The clock ticks persistently as you watch fish swimming aimlessly around the aquarium. There are eight minutes until 12:30. Sigh. You’re going to be late for chemistry class again, except this time it isn’t your fault. You checked into the walk-in clinic half an hour ago, but a nurse still hasn’t called your name. And to make matters worse, the baby next to you has started crying.

Paying a visit to your doctor’s office can be a dull experience. Whether it be flu shots, a check-up, or something more severe like a broken leg, we all wish that we didn’t have to go through the tedious process of seeing a doctor. But what if I told you that in some countries, you’d have to walk for days to get to a decent clinic or hospital?

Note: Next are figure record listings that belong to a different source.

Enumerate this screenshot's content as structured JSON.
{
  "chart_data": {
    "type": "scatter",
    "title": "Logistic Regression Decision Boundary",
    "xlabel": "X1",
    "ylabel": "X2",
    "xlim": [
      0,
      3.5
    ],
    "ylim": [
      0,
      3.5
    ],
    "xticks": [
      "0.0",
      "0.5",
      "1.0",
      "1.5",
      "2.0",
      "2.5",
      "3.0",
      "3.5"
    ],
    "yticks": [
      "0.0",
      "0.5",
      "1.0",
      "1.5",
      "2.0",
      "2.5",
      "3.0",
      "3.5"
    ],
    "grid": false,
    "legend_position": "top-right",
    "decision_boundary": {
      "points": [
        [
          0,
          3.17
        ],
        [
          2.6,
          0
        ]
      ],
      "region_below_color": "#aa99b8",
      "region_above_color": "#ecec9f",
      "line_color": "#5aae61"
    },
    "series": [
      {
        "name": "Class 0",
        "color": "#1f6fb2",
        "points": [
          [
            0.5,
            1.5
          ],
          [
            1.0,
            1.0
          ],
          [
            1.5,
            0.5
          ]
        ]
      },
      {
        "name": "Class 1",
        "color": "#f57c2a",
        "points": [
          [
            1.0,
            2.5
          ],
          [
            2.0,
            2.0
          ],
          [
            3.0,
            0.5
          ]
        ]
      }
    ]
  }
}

According to the World Health Organization, the average number of physicians in developing countries is 0.7–1.0 per 1000 population. Not only are practitioners scarce and under-trained, such areas are also lacking in adequate healthcare infrastructure. Access to care, cost-effective delivery, and distribution of limited providers have all been major concerns. However, many these issues are now being addressed with an innovative solution: telemedicine.

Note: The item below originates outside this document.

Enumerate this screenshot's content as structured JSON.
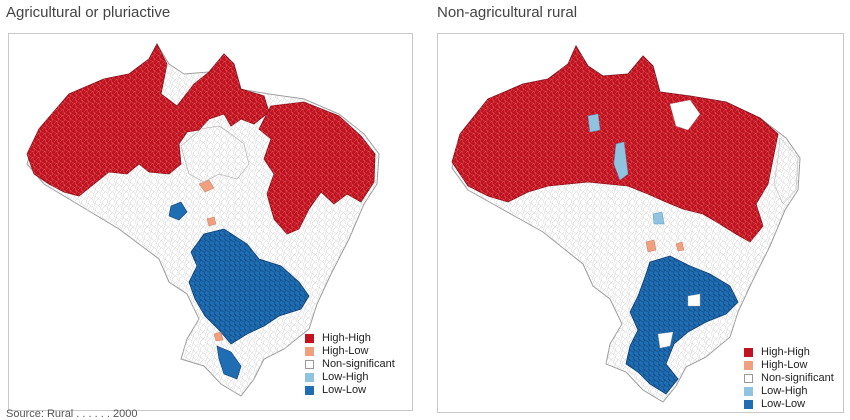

The number of doctors per citizen is lowest in African countries, even though the continent has the highest occurrence of disease. Credit: Columbia Science Review

The term was first coined by Thomas Bird in the 1970s. Technology wasn’t as sophisticated then, so telemedicine referred to the use of the telephone as the mainstay for sharing medical information. This was the impetus for remote healthcare that did not involve clinical services. Since then, telemedicine has quickly evolved, and now employs a multitude of modern technologies. All you need is a simple Internet connection! It involves transmitting information via text, video, audio, or still images to a range of specialists. Patients can now video-conference with a health care professional half-way around the world or email MRI scans for medical analysis. More remarkably, without any face-to-face interaction, doctors can distantly monitor the blood pressure or glucose levels of a clinic’s patients through a computer screen. The numerous health care possibilities are not all that make telemedicine a propitious solution for developing countries—basic telemedicine initiatives also have low start-up costs.

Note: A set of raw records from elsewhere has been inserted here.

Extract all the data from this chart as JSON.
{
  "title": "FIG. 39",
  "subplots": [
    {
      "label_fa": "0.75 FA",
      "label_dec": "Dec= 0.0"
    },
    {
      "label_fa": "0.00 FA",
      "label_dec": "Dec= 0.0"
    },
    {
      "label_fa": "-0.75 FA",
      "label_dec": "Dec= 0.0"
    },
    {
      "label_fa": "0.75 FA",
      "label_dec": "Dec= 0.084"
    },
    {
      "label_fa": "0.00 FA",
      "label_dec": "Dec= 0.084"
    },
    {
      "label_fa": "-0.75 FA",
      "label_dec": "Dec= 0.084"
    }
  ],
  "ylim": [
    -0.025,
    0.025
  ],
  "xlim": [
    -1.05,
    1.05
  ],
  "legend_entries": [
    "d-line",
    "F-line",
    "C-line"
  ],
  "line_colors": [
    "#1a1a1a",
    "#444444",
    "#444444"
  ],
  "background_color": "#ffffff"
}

Local nurses can perform telemedicine by using a simple digital camera to document a patient’s ailment and sending it to a specialist doctor for consultation. (Courtesy of Glenn Edwards)

Implementing such technology means that local doctors can learn from more experienced ones around the globe. With practice, they will be able to better recognize particular diseases and devise treatment options. The Center for Connected Health is a Boston non-profit that runs Operation Village Health, a project that provides health services in two Cambodian villages using a few cameras and a handful of donated x-ray, ultrasound, and EKG machines. Doctors at Massachusetts General Hospital and Brigham and Women’s Hospital provide remote consultations for these patients at no charge. (Harvard College Global Health Review, 2012) After diagnosing and outlining potential treatments, doctors from the two Cambodian villages send the information to Boston doctors, who revise the proposals where they see fit. Evidently, telemedicine has a substantial impact on health care access: it eliminates the costs associated with transportation and ensures that quality resources and insight are being shared with remote areas.

Advanced telemedicine program deliver twenty-four hours a day of patient monitering. Credit: Metroplex Health System

Albeit the numerous benefits of implementing telemedicine in developing countries, there are still a number of challenges that can stand in the way. Language and cultural barriers are one of them. However, this can be overcome with time, as the two parties grow accustomed to working with one another and those in rural areas gain experience with the unfamiliar technology. Other concerns are equipment breakdowns and impossibly slow Internet connections. Adrian Pacheco, director of the Centro Nacional de Excelencia Tecnológia en Salud, explained, “The biggest challenge is [Internet] connectivity. The diagnostic centers are ready and available to do more than 150 screenings every day and they do not reach even 50.” Furthermore, the lack of an international framework to enable healthcare professionals to deliver medical services outside of their licensed jurisdiction presents another barrier. The transmission of information via the Internet may also pose risks to the patients’ privacy; however, to address this concern, non-profits such as the Center for Connected Health are working toward solutions like making video-conferencing tools compliant with medical codes to ensure confidentiality.

Nevertheless, telemedicine a promising approach that has overcome many existing barriers to care. While there are still many concerns that lie in the way, Dr. Joseph Kvedar, Director of the Center for Connected Health, asserted that telemedicine is exceptionally promising due to “the great value that can be brought […]by the possibility of time and place independence in health care.”